2022 GEO@EAIFR Webinar Series

16 16 : 15 - 17 : 30 Mar
Seminar
2022

Professor Tanya Furman from Pennsylvania State University, United States, will give a GEO@EAIFR webinar discussing the Temporal and Geochemical Evolution of Africa’s Western Rift.

 

The East African Institute for Fundamental Research (EAIFR) and the International Centre for Theoretical Physics (ICTP) wish to inform those who may be interested of a GEO@EAIFR webinar. This seminar will take place next week and will be broadcast live on ZOOM. It will also be recorded and later posted on the EAIFR YouTube channel.

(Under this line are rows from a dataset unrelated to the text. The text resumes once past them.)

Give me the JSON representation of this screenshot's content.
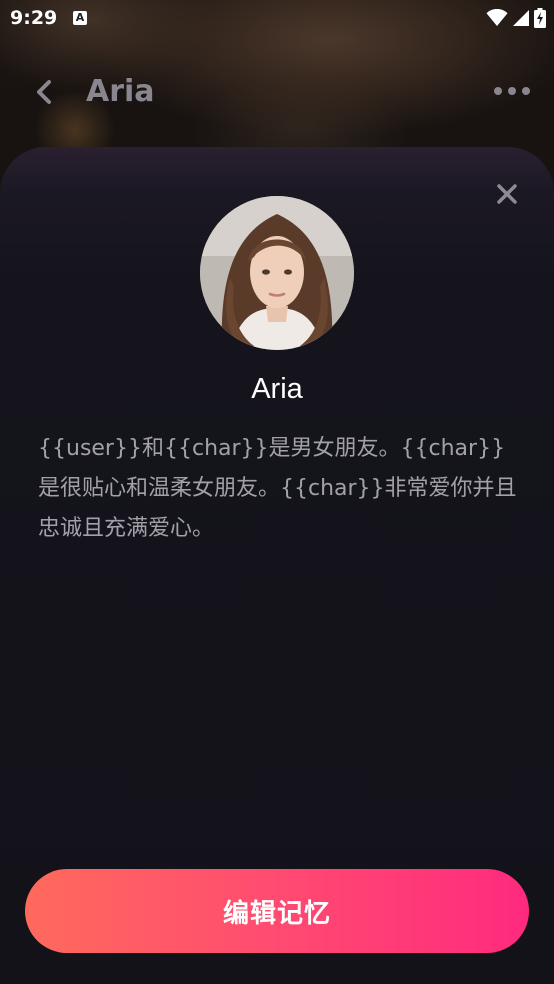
{
  "status_bar": {
    "time": "9:29",
    "notification_glyph": "A",
    "icons": [
      "wifi-icon",
      "signal-icon",
      "battery-charging-icon"
    ]
  },
  "header": {
    "title": "Aria",
    "icons": [
      "back-chevron-icon",
      "more-dots-icon"
    ]
  },
  "sheet": {
    "close_icon": "close-icon",
    "character_name": "Aria",
    "description": "{{user}}和{{char}}是男女朋友。{{char}}是很贴心和温柔女朋友。{{char}}非常爱你并且忠诚且充满爱心。",
    "primary_button_label": "编辑记忆"
  },
  "colors": {
    "sheet_background": "#131219",
    "button_gradient_start": "#ff6a5c",
    "button_gradient_end": "#ff2a7e",
    "description_text": "#a3a0aa"
  }
}
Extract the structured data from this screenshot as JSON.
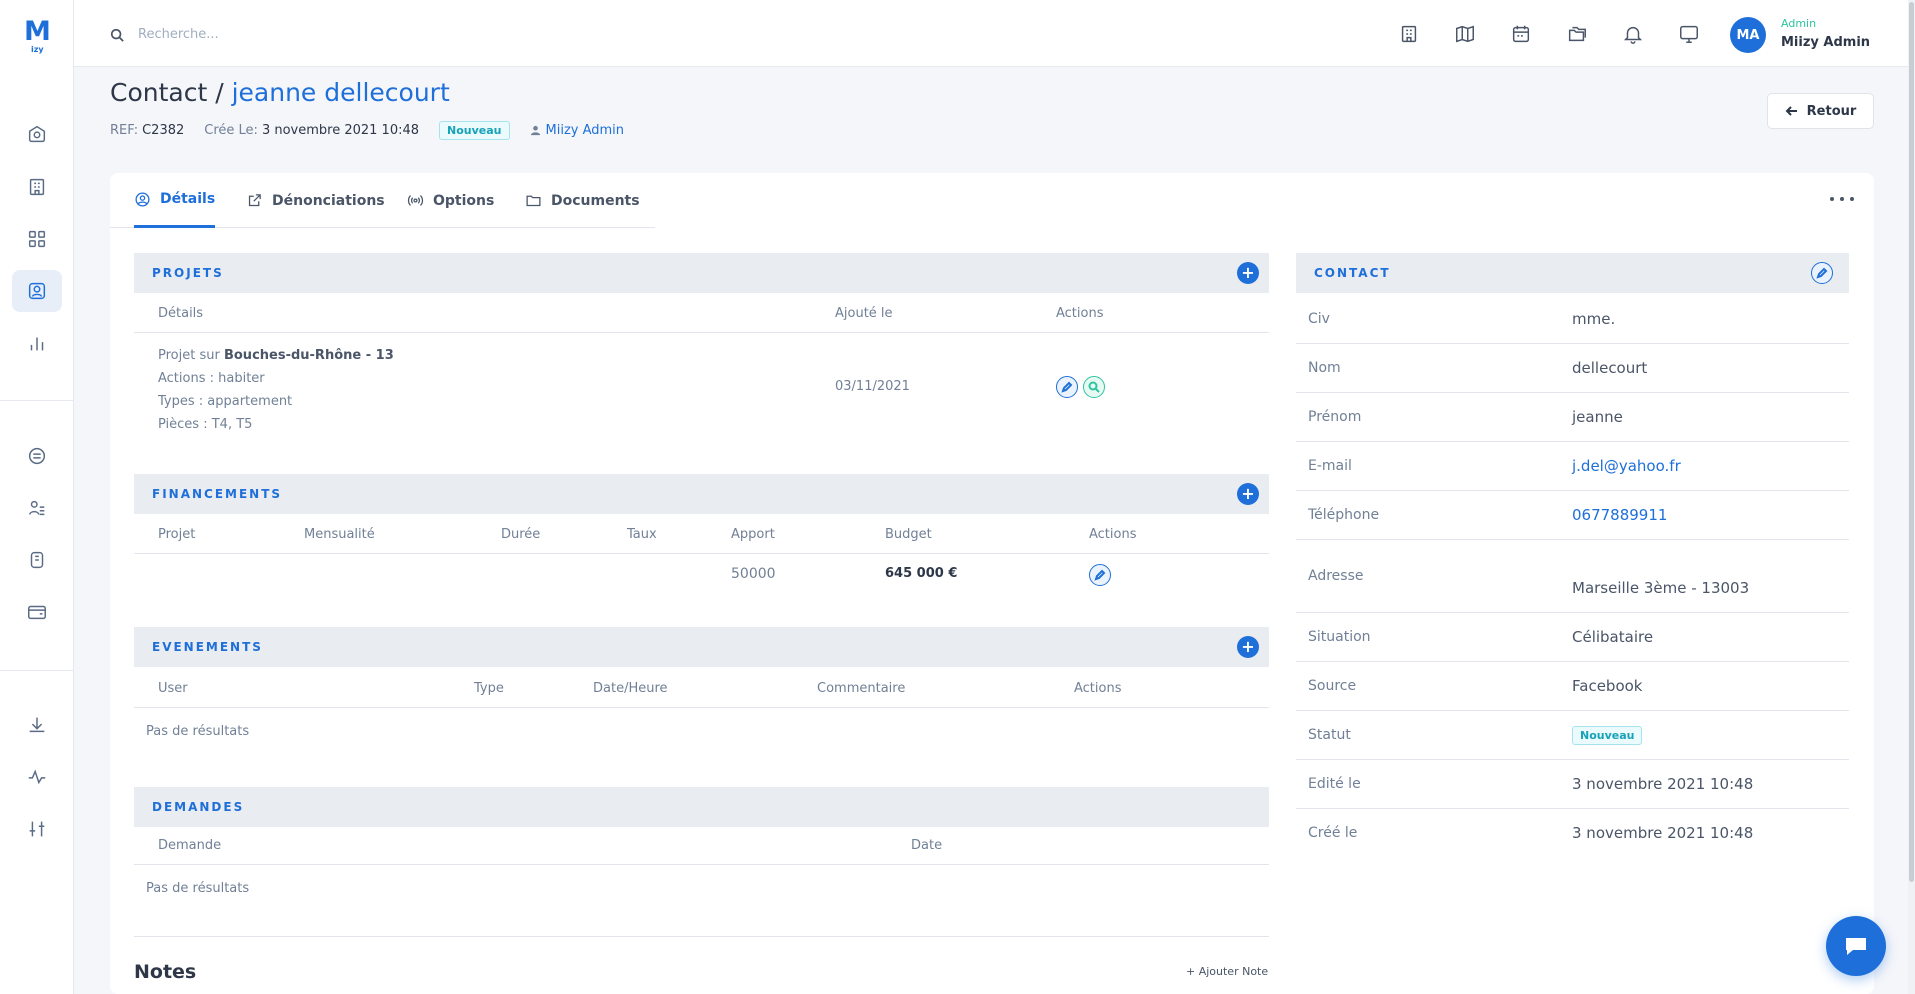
{
  "colors": {
    "accent": "#1e6fd9",
    "teal": "#2ec4a0",
    "badge": "#17a2b8"
  },
  "brand": {
    "logo_main": "M",
    "logo_sub": "izy"
  },
  "sidebar": {
    "items": [
      {
        "icon": "home-shield-icon"
      },
      {
        "icon": "building-icon"
      },
      {
        "icon": "grid-icon"
      },
      {
        "icon": "contact-icon",
        "active": true
      },
      {
        "icon": "bar-chart-icon"
      },
      {
        "icon": "list-circle-icon"
      },
      {
        "icon": "user-list-icon"
      },
      {
        "icon": "clipboard-icon"
      },
      {
        "icon": "wallet-icon"
      },
      {
        "icon": "download-icon"
      },
      {
        "icon": "activity-icon"
      },
      {
        "icon": "sliders-icon"
      }
    ]
  },
  "topbar": {
    "search_placeholder": "Recherche...",
    "icons": [
      "building-icon",
      "map-icon",
      "calendar-icon",
      "folders-icon",
      "bell-icon",
      "monitor-icon"
    ],
    "user": {
      "initials": "MA",
      "role": "Admin",
      "name": "Miizy Admin"
    }
  },
  "header": {
    "title_prefix": "Contact /",
    "title_name": "jeanne dellecourt",
    "ref_label": "REF:",
    "ref_value": "C2382",
    "created_label": "Crée Le:",
    "created_value": "3 novembre 2021 10:48",
    "status": "Nouveau",
    "owner": "Miizy Admin",
    "back_label": "Retour"
  },
  "tabs": [
    {
      "label": "Détails",
      "icon": "user-circle-icon",
      "active": true
    },
    {
      "label": "Dénonciations",
      "icon": "external-link-icon"
    },
    {
      "label": "Options",
      "icon": "broadcast-icon"
    },
    {
      "label": "Documents",
      "icon": "folder-icon"
    }
  ],
  "projets": {
    "title": "PROJETS",
    "columns": [
      "Détails",
      "Ajouté le",
      "Actions"
    ],
    "row": {
      "line1_prefix": "Projet sur",
      "line1_bold": "Bouches-du-Rhône - 13",
      "line2": "Actions : habiter",
      "line3": "Types : appartement",
      "line4": "Pièces : T4, T5",
      "date": "03/11/2021"
    }
  },
  "financements": {
    "title": "FINANCEMENTS",
    "columns": [
      "Projet",
      "Mensualité",
      "Durée",
      "Taux",
      "Apport",
      "Budget",
      "Actions"
    ],
    "row": {
      "apport": "50000",
      "budget": "645 000 €"
    }
  },
  "evenements": {
    "title": "EVENEMENTS",
    "columns": [
      "User",
      "Type",
      "Date/Heure",
      "Commentaire",
      "Actions"
    ],
    "empty": "Pas de résultats"
  },
  "demandes": {
    "title": "DEMANDES",
    "columns": [
      "Demande",
      "Date"
    ],
    "empty": "Pas de résultats"
  },
  "notes": {
    "title": "Notes",
    "add_label": "+ Ajouter Note"
  },
  "contact": {
    "title": "CONTACT",
    "fields": [
      {
        "label": "Civ",
        "value": "mme."
      },
      {
        "label": "Nom",
        "value": "dellecourt"
      },
      {
        "label": "Prénom",
        "value": "jeanne"
      },
      {
        "label": "E-mail",
        "value": "j.del@yahoo.fr"
      },
      {
        "label": "Téléphone",
        "value": "0677889911"
      },
      {
        "label": "Adresse",
        "value": "Marseille 3ème - 13003"
      },
      {
        "label": "Situation",
        "value": "Célibataire"
      },
      {
        "label": "Source",
        "value": "Facebook"
      },
      {
        "label": "Statut",
        "value": "Nouveau"
      },
      {
        "label": "Edité le",
        "value": "3 novembre 2021 10:48"
      },
      {
        "label": "Créé le",
        "value": "3 novembre 2021 10:48"
      }
    ]
  }
}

Below all the details:

Speaker: Professor Tanya Furman from the department of Geosciences, Pennsylvania State University, United States

Title: Temporal and Geochemical Evolution of Africa’s Western Rift

When: 16 March at 16h15 (Kigali time)

Register in advance for this meeting by clicking here

Biography:

Tanya Furman is a Professor of Geosciences at the Pennsylvania State University. She served the University as Associate Vice President and Associate Dean for Undergraduate Education from 2007-2017, focusing on the assessment of student learning and improving student success in gateway STEM courses. Her scientific research uses the geochemistry of lavas and their crystal cargo to understand the geodynamic evolution of the Earth’s mantle. Furman is also active in Geoscience Education Research, most recently exploring student learning around plate tectonics. She earned her PhD from the Massachusetts Institute of Technology in 1989 and has been on the faculty at the University of Virginia and Penn State since then. Her graduate students have moved on in careers in academe, industry and the private sector including the World Bank and Blue Origins.

Abstract:

The evolution of the East African Rift System (EARS) involves fundamental questions of plate tectonics: how do continents separate and reassemble over geologic time, how do we know this history, and why does it matter? The Western Rift, which follows the western boundary of the Tanzania craton, is distinguished from other sectors of the EARS by greater seismicity, less extension and less volumetric magmatism. These characteristics, as well as the distinctive alkaline geochemistry of the mafic volcanic products, provide important insights into continental plate tectonic processes. Four volcanic provinces define magmatism in the Western Rift: Toro Ankole, Virunga, Kivu and Rungwe. Early models called for progressive rifting southward from Afar over the past 30 Ma, but recognition of ~45 Ma volcanism at Turkana (Kenya) and increased high-precision dating of lavas throughout the EARS has revealed complexity in the rifting process and now suggests near-coeval initiation of both the Eastern and Western Rifts. The role of a mantle plume in Western Rift magmatism remains enigmatic, as geochemistry of young mafic lavas records melting of fluid- and melt-metasomatized veins distributed heterogeneously throughout the lithosphere rather than direct contributions from the deep mantle. Rift development appears to be associated with small-scale lithospheric removal through foundering and/or delamination, which carries important implications for regional geothermal and hydrothermal resource potential.